Intel® FPGA SDK for OpenCL™ Pro Edition: Programming Guide

ID 683846
Date 10/04/2021
Public

A newer version of this document is available. Customers should click here to go to the newest version.

Document Table of Contents

11.4.1. Customization of Replicated Kernels Using the get_compute_id() Function

To create compute units that are slightly different from one another but share a lot of common code, call the get_compute_id() intrinsic function in a kernel that also uses the num_compute_units (X,Y,Z) attribute.
Attention: You can only use the get_compute_id() function in a kernel that also uses the autorun and max_global_work_dim(0) kernel attributes.

Retrieving compute IDs is a convenient alternative to replicating your kernel in source code and then adding specialized code to each kernel copy. When a kernel uses the num_compute_units(X,Y,Z) attribute and calls the get_compute_id() function, the Intel® FPGA SDK for OpenCL™ Offline Compiler assigns a unique compute ID to each compute unit. The get_compute_id() function then retrieves these unique compute IDs. You can use the compute ID to specify how the associated compute unit should behave differently from the other compute units that are derived from the same kernel source code. For example, you can use the return value of get_compute_id() to index into an array of channels to specify which channel each compute unit should read from or write to.

The num_compute_units attribute accepts up to three arguments (that is, num_compute_units(X,Y,Z)). In conjunction with the get_compute_id() function, this attribute allows you to create one-dimensional, two-dimensional, and three-dimensional logical arrays of compute units. An example use case of a 1D array of compute units is a linear pipeline of kernels (also called a daisy chain of kernels).

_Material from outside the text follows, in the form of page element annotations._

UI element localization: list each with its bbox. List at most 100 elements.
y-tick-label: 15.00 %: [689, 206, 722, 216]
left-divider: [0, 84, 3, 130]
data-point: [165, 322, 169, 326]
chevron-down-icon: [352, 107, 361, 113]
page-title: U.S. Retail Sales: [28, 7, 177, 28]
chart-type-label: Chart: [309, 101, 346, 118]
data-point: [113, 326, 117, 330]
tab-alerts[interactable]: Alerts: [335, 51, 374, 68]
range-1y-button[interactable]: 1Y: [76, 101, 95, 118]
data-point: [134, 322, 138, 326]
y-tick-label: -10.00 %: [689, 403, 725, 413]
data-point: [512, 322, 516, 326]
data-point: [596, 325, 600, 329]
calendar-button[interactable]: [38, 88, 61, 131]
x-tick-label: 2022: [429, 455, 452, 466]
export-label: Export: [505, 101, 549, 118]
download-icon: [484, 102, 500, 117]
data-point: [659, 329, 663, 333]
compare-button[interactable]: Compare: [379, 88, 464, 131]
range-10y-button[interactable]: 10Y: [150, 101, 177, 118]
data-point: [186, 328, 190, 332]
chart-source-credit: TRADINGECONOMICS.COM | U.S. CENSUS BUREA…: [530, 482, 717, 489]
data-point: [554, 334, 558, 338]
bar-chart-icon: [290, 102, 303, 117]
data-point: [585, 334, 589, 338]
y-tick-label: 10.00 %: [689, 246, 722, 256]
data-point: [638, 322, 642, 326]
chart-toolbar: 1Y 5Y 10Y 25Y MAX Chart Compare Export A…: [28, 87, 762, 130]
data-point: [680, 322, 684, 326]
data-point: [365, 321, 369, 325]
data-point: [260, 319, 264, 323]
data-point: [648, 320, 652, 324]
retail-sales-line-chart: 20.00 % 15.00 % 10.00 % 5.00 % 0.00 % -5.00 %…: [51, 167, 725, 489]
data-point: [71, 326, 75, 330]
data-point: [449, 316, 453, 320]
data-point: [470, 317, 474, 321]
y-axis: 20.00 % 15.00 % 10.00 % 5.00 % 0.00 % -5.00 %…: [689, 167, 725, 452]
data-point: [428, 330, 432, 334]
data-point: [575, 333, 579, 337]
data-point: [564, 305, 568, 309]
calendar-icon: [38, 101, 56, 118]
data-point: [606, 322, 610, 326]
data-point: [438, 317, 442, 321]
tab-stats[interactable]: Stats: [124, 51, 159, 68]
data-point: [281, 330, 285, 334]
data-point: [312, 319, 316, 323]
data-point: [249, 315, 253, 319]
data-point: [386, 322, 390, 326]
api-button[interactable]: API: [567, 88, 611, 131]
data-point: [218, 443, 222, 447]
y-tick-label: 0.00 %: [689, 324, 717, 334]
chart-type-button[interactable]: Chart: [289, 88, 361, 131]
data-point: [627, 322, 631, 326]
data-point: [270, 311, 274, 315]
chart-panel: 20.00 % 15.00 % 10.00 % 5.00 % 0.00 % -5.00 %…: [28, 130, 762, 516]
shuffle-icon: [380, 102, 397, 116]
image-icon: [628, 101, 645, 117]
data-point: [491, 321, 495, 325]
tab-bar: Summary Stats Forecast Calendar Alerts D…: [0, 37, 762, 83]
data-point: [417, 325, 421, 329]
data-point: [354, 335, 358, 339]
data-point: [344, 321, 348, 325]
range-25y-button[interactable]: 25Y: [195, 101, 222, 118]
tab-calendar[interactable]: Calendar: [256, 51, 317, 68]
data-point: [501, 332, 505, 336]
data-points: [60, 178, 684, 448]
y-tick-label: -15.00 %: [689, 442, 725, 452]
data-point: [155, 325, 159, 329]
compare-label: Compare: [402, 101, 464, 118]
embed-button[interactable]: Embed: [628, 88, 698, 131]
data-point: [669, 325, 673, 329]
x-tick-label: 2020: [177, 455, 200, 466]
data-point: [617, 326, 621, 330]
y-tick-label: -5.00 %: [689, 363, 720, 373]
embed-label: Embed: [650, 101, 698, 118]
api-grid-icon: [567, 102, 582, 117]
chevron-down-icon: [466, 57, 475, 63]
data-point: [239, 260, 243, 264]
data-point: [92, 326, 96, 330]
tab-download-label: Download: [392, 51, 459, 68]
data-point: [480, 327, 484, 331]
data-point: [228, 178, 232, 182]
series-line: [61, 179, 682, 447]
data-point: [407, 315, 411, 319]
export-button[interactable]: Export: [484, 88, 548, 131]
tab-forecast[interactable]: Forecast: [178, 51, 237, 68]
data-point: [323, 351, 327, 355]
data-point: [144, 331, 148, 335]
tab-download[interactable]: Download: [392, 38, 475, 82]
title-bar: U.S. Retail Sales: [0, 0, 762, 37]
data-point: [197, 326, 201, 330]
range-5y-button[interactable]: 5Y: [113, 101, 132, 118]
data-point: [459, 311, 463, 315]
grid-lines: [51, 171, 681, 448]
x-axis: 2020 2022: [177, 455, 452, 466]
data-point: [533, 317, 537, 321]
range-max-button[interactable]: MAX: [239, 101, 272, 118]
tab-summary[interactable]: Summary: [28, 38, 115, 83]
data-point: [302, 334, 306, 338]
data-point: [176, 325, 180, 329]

An example use case of a 2D array of compute units is a systolic array of kernels.

Figure 37. Schematic Diagram of a 4x4 Array of Compute UnitsThe following example code specifies num_compute_units(4,4) in a single work-item kernel results in a 4x4 array that consists of 4 x 4 = 16 compute units.
__attribute__((max_global_work_dim(0)))
__attribute__((autorun))
__attribute__((num_compute_units(4,4)))
__kernel void PE() {

   row = get_compute_id(0);
   col = get_compute_id(1);

   …
}

For a 3D array of compute units, you can retrieve the X, Y, and Z coordinates of a compute unit in the logical compute unit array using get_compute_id(0), get_compute_id(1), and get_compute_id(2), respectively. In this case, the API is very similar to the API of the work-item's intrinsic functions (that is, get_global_id(), get_local_id(), and get_group_id()).

Global IDs, local IDs, and group IDs can vary at runtime based on how the host invokes the kernel. However, compute IDs are known at compilation time, allowing the offline compiler to generate optimized hardware for each compute unit.